Sometimes applying where clauses can make the queries perform worse than doing the raw table scan, appreciate adding indexes would help however it's not an option since we don't own the system, we simply want the data. We have done some chicanery around finding ID numbers based on dates then using these to drive queries but reluctant to pursue such an approach as complicates the process.

We've often also encountered performance degradation on the live databases possibly due to the high volume of transactions we commit with the database being fragmented across disk. We have previously resolved this by re-organising the data via the GBLOC copy routine however it can't be done frequently due to the impact on service.

We have recently deployed a shadow server specifically for extracting data which has improved performance but I am keen to understand if there are any other approaches that could be considered to improve extract time, appreciate native code may be an option but would like to hear and share experiences with the community on this.

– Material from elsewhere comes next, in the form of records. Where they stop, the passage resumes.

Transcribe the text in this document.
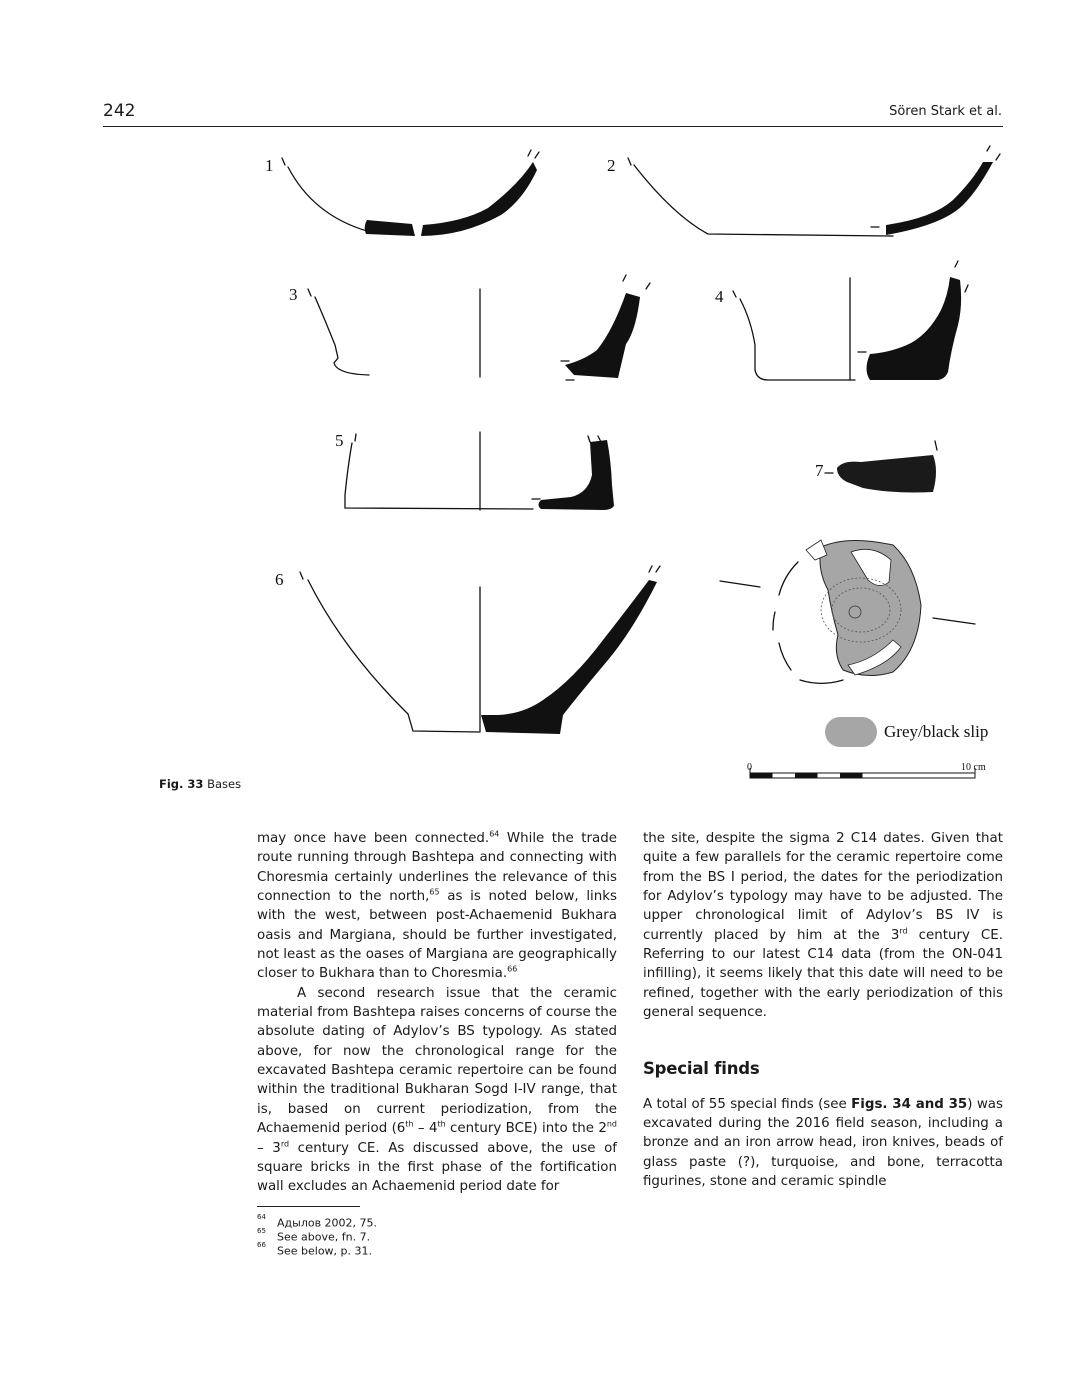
242	Sören Stark et al.
Grey/black slip
0	10 cm
1	2
3	4
5
7
6
Fig. 33 Bases

may once have been connected.$^{64}$ While the trade route running through Bashtepa and connecting with Choresmia certainly underlines the relevance of this connection to the north,$^{65}$ as is noted below, links with the west, between post-Achaemenid Bukhara oasis and Margiana, should be further investigated, not least as the oases of Margiana are geographically closer to Bukhara than to Choresmia.$^{66}$

A second research issue that the ceramic material from Bashtepa raises concerns of course the absolute dating of Adylov’s BS typology. As stated above, for now the chronological range for the excavated Bashtepa ceramic repertoire can be found within the traditional Bukharan Sogd I-IV range, that is, based on current periodization, from the Achaemenid period (6th – 4th century BCE) into the 2nd – 3rd century CE. As discussed above, the use of square bricks in the first phase of the fortification wall excludes an Achaemenid period date for

the site, despite the sigma 2 C14 dates. Given that quite a few parallels for the ceramic repertoire come from the BS I period, the dates for the periodization for Adylov’s typology may have to be adjusted. The upper chronological limit of Adylov’s BS IV is currently placed by him at the 3rd century CE. Referring to our latest C14 data (from the ON-041 infilling), it seems likely that this date will need to be refined, together with the early periodization of this general sequence.

Special finds

A total of 55 special finds (see Figs. 34 and 35) was excavated during the 2016 field season, including a bronze and an iron arrow head, iron knives, beads of glass paste (?), turquoise, and bone, terracotta figurines, stone and ceramic spindle

$^{64}$ Адылов 2002, 75.
$^{65}$ See above, fn. 7.
$^{66}$ See below, p. 31.
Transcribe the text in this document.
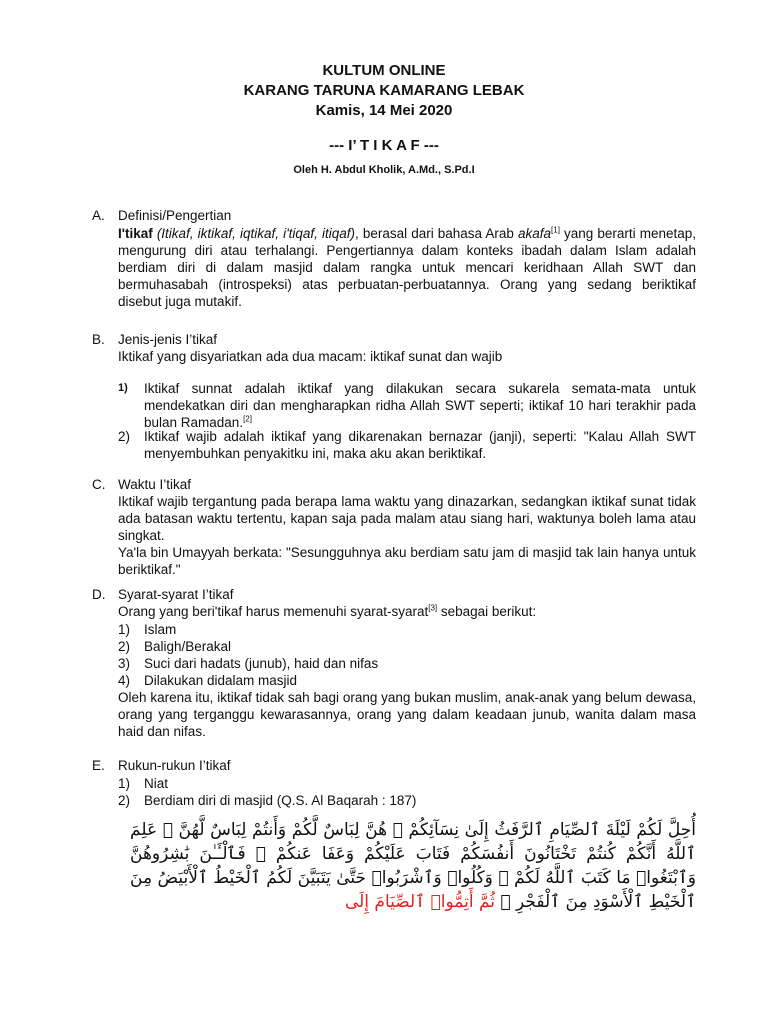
KULTUM ONLINE
KARANG TARUNA KAMARANG LEBAK
Kamis, 14 Mei 2020
--- I’ T I K A F ---
Oleh H. Abdul Kholik, A.Md., S.Pd.I
A. Definisi/Pengertian
I'tikaf (Itikaf, iktikaf, iqtikaf, i'tiqaf, itiqaf), berasal dari bahasa Arab akafa[1] yang berarti menetap, mengurung diri atau terhalangi. Pengertiannya dalam konteks ibadah dalam Islam adalah berdiam diri di dalam masjid dalam rangka untuk mencari keridhaan Allah SWT dan bermuhasabah (introspeksi) atas perbuatan-perbuatannya. Orang yang sedang beriktikaf disebut juga mutakif.
B. Jenis-jenis I’tikaf
Iktikaf yang disyariatkan ada dua macam: iktikaf sunat dan wajib
1) Iktikaf sunnat adalah iktikaf yang dilakukan secara sukarela semata-mata untuk mendekatkan diri dan mengharapkan ridha Allah SWT seperti; iktikaf 10 hari terakhir pada bulan Ramadan.[2]
2) Iktikaf wajib adalah iktikaf yang dikarenakan bernazar (janji), seperti: "Kalau Allah SWT menyembuhkan penyakitku ini, maka aku akan beriktikaf.
C. Waktu I’tikaf
Iktikaf wajib tergantung pada berapa lama waktu yang dinazarkan, sedangkan iktikaf sunat tidak ada batasan waktu tertentu, kapan saja pada malam atau siang hari, waktunya boleh lama atau singkat.
Ya'la bin Umayyah berkata: "Sesungguhnya aku berdiam satu jam di masjid tak lain hanya untuk beriktikaf."
D. Syarat-syarat I’tikaf
Orang yang beri'tikaf harus memenuhi syarat-syarat[3] sebagai berikut:
1) Islam
2) Baligh/Berakal
3) Suci dari hadats (junub), haid dan nifas
4) Dilakukan didalam masjid
Oleh karena itu, iktikaf tidak sah bagi orang yang bukan muslim, anak-anak yang belum dewasa, orang yang terganggu kewarasannya, orang yang dalam keadaan junub, wanita dalam masa haid dan nifas.
E. Rukun-rukun I’tikaf
1) Niat
2) Berdiam diri di masjid (Q.S. Al Baqarah : 187)
أُحِلَّ لَكُمْ لَيْلَةَ ٱلصِّيَامِ ٱلرَّفَثُ إِلَىٰ نِسَآئِكُمْ ۚ هُنَّ لِبَاسٌ لَّكُمْ وَأَنتُمْ لِبَاسٌ لَّهُنَّ ۗ عَلِمَ ٱللَّهُ أَنَّكُمْ كُنتُمْ تَخْتَانُونَ أَنفُسَكُمْ فَتَابَ عَلَيْكُمْ وَعَفَا عَنكُمْ ۖ فَٱلْـَٔـٰنَ بَٰشِرُوهُنَّ وَٱبْتَغُوا۟ مَا كَتَبَ ٱللَّهُ لَكُمْ ۚ وَكُلُوا۟ وَٱشْرَبُوا۟ حَتَّىٰ يَتَبَيَّنَ لَكُمُ ٱلْخَيْطُ ٱلْأَبْيَضُ مِنَ ٱلْخَيْطِ ٱلْأَسْوَدِ مِنَ ٱلْفَجْرِ ۖ ثُمَّ أَتِمُّوا۟ ٱلصِّيَامَ إِلَى
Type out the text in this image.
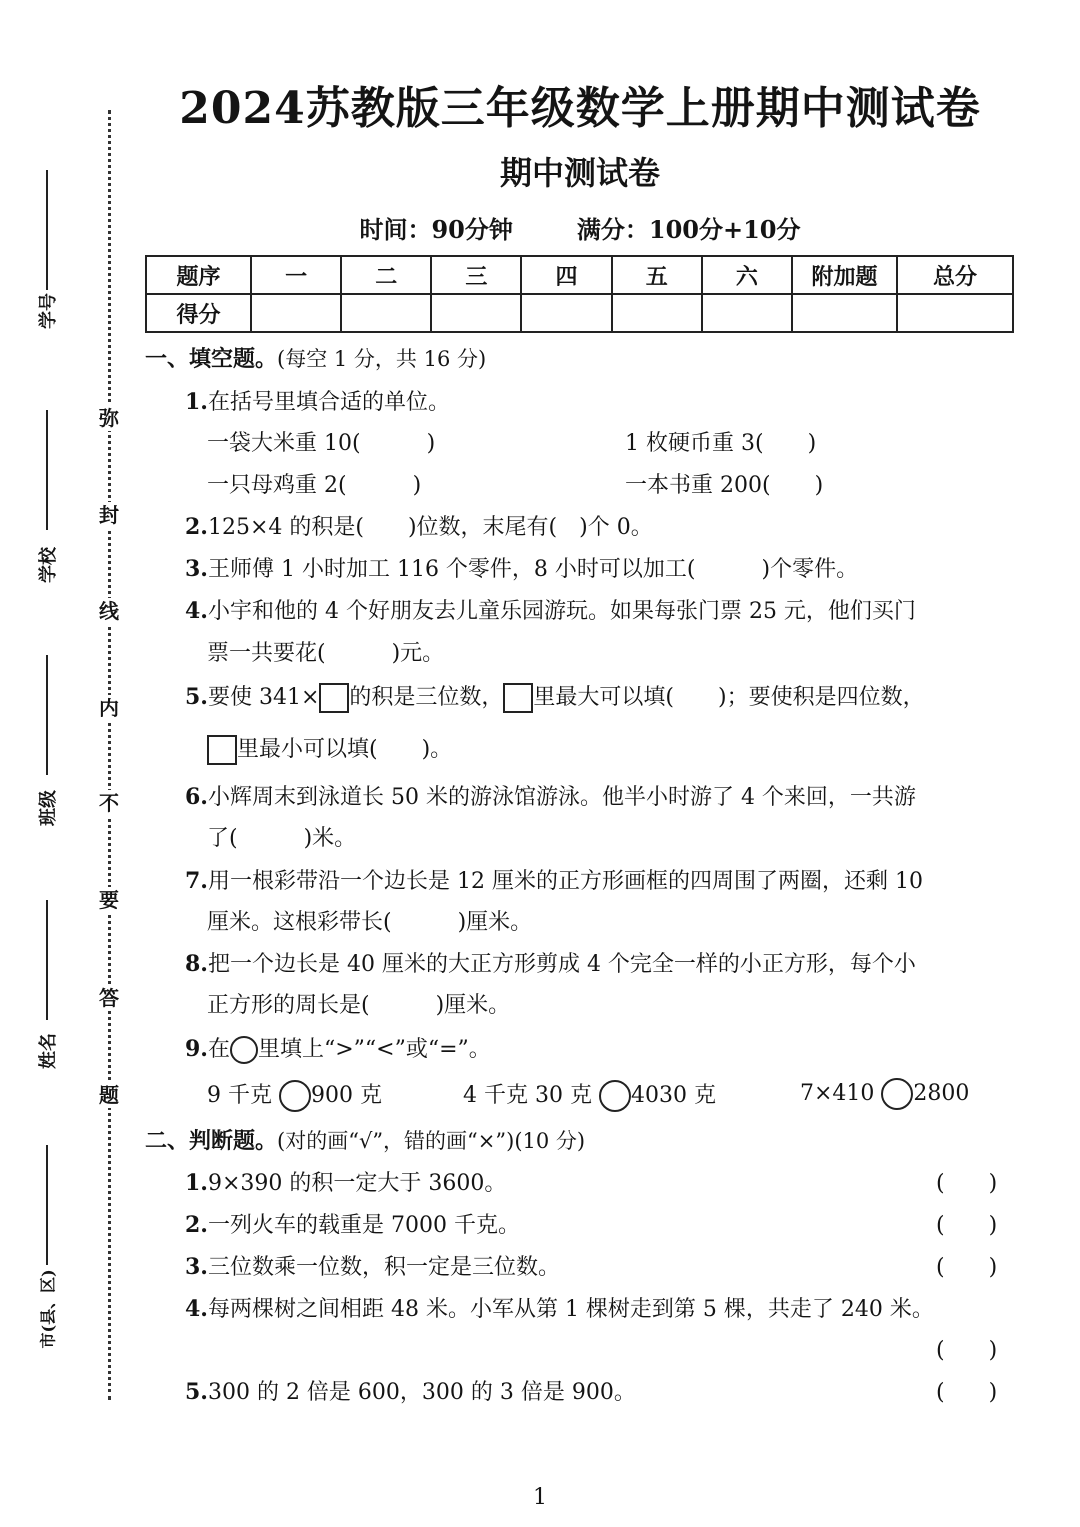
学号
学校
班级
姓名
市(县、区)
弥
封
线
内
不
要
答
题
2024苏教版三年级数学上册期中测试卷
期中测试卷
时间：90分钟	满分：100分+10分
题序	一	二	三	四	五	六	附加题	总分
得分								
一、填空题。(每空 1 分，共 16 分)
1.在括号里填合适的单位。
一袋大米重 10(　　　)	1 枚硬币重 3(　　)
一只母鸡重 2(　　　)	一本书重 200(　　)
2.125×4 的积是(　　)位数，末尾有(　)个 0。
3.王师傅 1 小时加工 116 个零件，8 小时可以加工(　　　)个零件。
4.小宇和他的 4 个好朋友去儿童乐园游玩。如果每张门票 25 元，他们买门
票一共要花(　　　)元。
5.要使 341× 的积是三位数， 里最大可以填(　　)；要使积是四位数，
里最小可以填(　　)。
6.小辉周末到泳道长 50 米的游泳馆游泳。他半小时游了 4 个来回，一共游
了(　　　)米。
7.用一根彩带沿一个边长是 12 厘米的正方形画框的四周围了两圈，还剩 10
厘米。这根彩带长(　　　)厘米。
8.把一个边长是 40 厘米的大正方形剪成 4 个完全一样的小正方形，每个小
正方形的周长是(　　　)厘米。
9.在 里填上“>”“<”或“=”。
9 千克 900 克	4 千克 30 克 4030 克	7×410 2800
二、判断题。(对的画“√”，错的画“×”)(10 分)
1.9×390 的积一定大于 3600。	(　　)
2.一列火车的载重是 7000 千克。	(　　)
3.三位数乘一位数，积一定是三位数。	(　　)
4.每两棵树之间相距 48 米。小军从第 1 棵树走到第 5 棵，共走了 240 米。
(　　)
5.300 的 2 倍是 600，300 的 3 倍是 900。	(　　)
1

Ps kudos to everyone for setting this up and contributing some of the content is excellent.

Discussion (2)0
Log in or sign up to continue

Paul,

Have you looked at the details in the Caché SQL manual about optimizing performance:

http://docs.intersystems.com/latest/csp/docbook/DocBook.UI.Page.cls?KEY=...

Play particular attention to the section about using TuneTable to properly set the meta-data around table extent size, selectivity, etc.  Lot of people miss this and it's very important because the query plans rely on this metadata to optimize performance.